Nous sommes une petite commune. Il ne faut pas s’attendre à des gros projets, en sachant qu’on a des obligations d’Etat qui nous obligent à faire des investissements assez lourds et qui ont des conséquences sur le budget. Effectivement, on estime que cette part d’investissements représente une 70% du total. Dont qu’il reste, pour l’instant, 30%.
Notamment, les investissements qui sont des obligations d’Etat sont surtout sur l’hygiène, la sécurité et la mise en accessibilité de bâtiments.
De notre côté, on a amélioré l’extinction de l’éclairage nocturne du village en place. Maintenant, on éteint notre village le soir, mais de manière intelligente. On a défini avec les citoyens différentes périodes et des saisons. L’éclairage dépend de la saison hivernale, de la saison touristique, du quartier ou du centre-ville, du weekend…

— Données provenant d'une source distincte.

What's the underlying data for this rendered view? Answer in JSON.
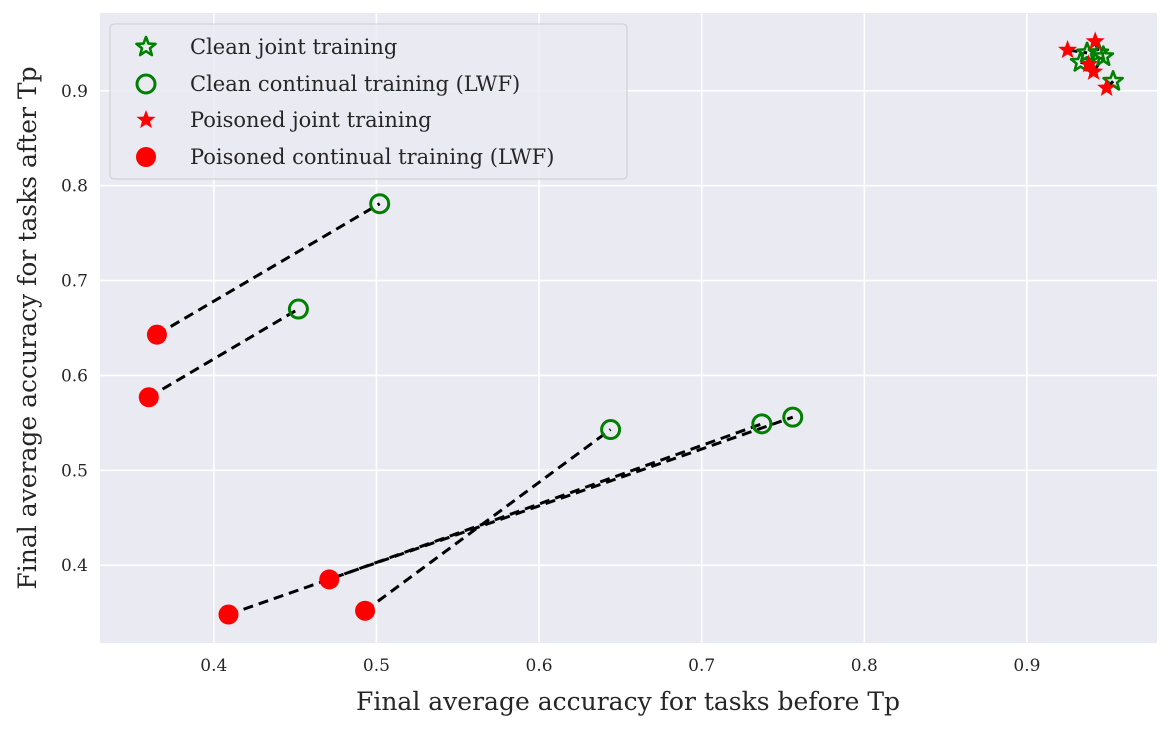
{
  "chart_data": {
    "type": "scatter",
    "title": "",
    "xlabel": "Final average accuracy for tasks before Tp",
    "ylabel": "Final average accuracy for tasks after Tp",
    "xlim": [
      0.33,
      0.98
    ],
    "ylim": [
      0.318,
      0.982
    ],
    "xticks": [
      0.4,
      0.5,
      0.6,
      0.7,
      0.8,
      0.9
    ],
    "yticks": [
      0.4,
      0.5,
      0.6,
      0.7,
      0.8,
      0.9
    ],
    "grid": true,
    "legend_position": "top-left",
    "series": [
      {
        "name": "Clean joint training",
        "marker": "star-hollow",
        "color": "#008000",
        "points": [
          {
            "x": 0.933,
            "y": 0.93
          },
          {
            "x": 0.937,
            "y": 0.94
          },
          {
            "x": 0.944,
            "y": 0.94
          },
          {
            "x": 0.947,
            "y": 0.936
          },
          {
            "x": 0.953,
            "y": 0.91
          }
        ]
      },
      {
        "name": "Clean continual training (LWF)",
        "marker": "circle-hollow",
        "color": "#008000",
        "points": [
          {
            "x": 0.502,
            "y": 0.781
          },
          {
            "x": 0.452,
            "y": 0.67
          },
          {
            "x": 0.644,
            "y": 0.543
          },
          {
            "x": 0.737,
            "y": 0.549
          },
          {
            "x": 0.756,
            "y": 0.556
          }
        ]
      },
      {
        "name": "Poisoned joint training",
        "marker": "star-filled",
        "color": "#ff0000",
        "points": [
          {
            "x": 0.925,
            "y": 0.943
          },
          {
            "x": 0.942,
            "y": 0.952
          },
          {
            "x": 0.941,
            "y": 0.92
          },
          {
            "x": 0.938,
            "y": 0.928
          },
          {
            "x": 0.949,
            "y": 0.903
          }
        ]
      },
      {
        "name": "Poisoned continual training (LWF)",
        "marker": "circle-filled",
        "color": "#ff0000",
        "points": [
          {
            "x": 0.365,
            "y": 0.643
          },
          {
            "x": 0.36,
            "y": 0.577
          },
          {
            "x": 0.493,
            "y": 0.352
          },
          {
            "x": 0.471,
            "y": 0.385
          },
          {
            "x": 0.409,
            "y": 0.348
          }
        ]
      }
    ],
    "dashed_links": [
      {
        "from": [
          0.365,
          0.643
        ],
        "to": [
          0.502,
          0.781
        ]
      },
      {
        "from": [
          0.36,
          0.577
        ],
        "to": [
          0.452,
          0.67
        ]
      },
      {
        "from": [
          0.493,
          0.352
        ],
        "to": [
          0.644,
          0.543
        ]
      },
      {
        "from": [
          0.471,
          0.385
        ],
        "to": [
          0.737,
          0.549
        ]
      },
      {
        "from": [
          0.409,
          0.348
        ],
        "to": [
          0.756,
          0.556
        ]
      },
      {
        "from": [
          0.925,
          0.943
        ],
        "to": [
          0.937,
          0.94
        ]
      },
      {
        "from": [
          0.942,
          0.952
        ],
        "to": [
          0.944,
          0.94
        ]
      },
      {
        "from": [
          0.938,
          0.928
        ],
        "to": [
          0.933,
          0.93
        ]
      },
      {
        "from": [
          0.941,
          0.92
        ],
        "to": [
          0.947,
          0.936
        ]
      },
      {
        "from": [
          0.949,
          0.903
        ],
        "to": [
          0.953,
          0.91
        ]
      }
    ]
  }
}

Grâce à ce projet, l’éclairage est géré de manière plus efficace (10 000€ d’économie/an) et lorsqu’on lève la tête nous nous réjouissons de retrouver un ciel étoilé.
Quelque chose d’autre : le jardin public. On avait un jardin public qui ne ressemblait à rien. On en riait, en disant qu’il ressemblait à un jardin de l’Ex-URSS avec trois écureuils à ressort, que les enfants n’utilisaient pas. On a organisé une consultation avec les citoyens en associant les enfants des classes pour identifier les espaces qu’ils voulaient investir.
On avait prévu une certaine somme mais au vu de la qualité des projets proposés par les habitants, on a doublé la somme. On a aussi doublé la superficie. Aujourd’hui, je peux voir le jardin depuis la fenêtre de la mairie et il est très vivant.
Quels sont, selon vous, les défis de cette cogestion pour l’avenir ?
Pour nous, le grand défi de la participation c’est de permettre d’aller vers les exclus de la participation. Nous avons un avantage, c’est qu’on est en révision du plan local d’urbanisme. Avec ça, on travaille avec un cabinet qui vient nous appuyer sur la participation. On a peu de moyens en termes de commune, donc vous voyez l’épuisement qu’on peut avoir en tant qu’élus par rapport à cette pratique. En trois ans on a fait 174 réunions publiques.
Cela demande beaucoup d’implication. Le fait de travailler sur le Plan Local d’Urbanisme donne aussi aux citoyens une vision beaucoup plus large sur les questions d’environnement, de déplacement, de mobilité, de foncier, de preservation de terre nouricière, de diversité d’habitat… Avec des ateliers complétement nouveau en termes de participation, très variés, le week-end, en semaine, en soirée, on espère avoir de nouvelles personnes qui participent.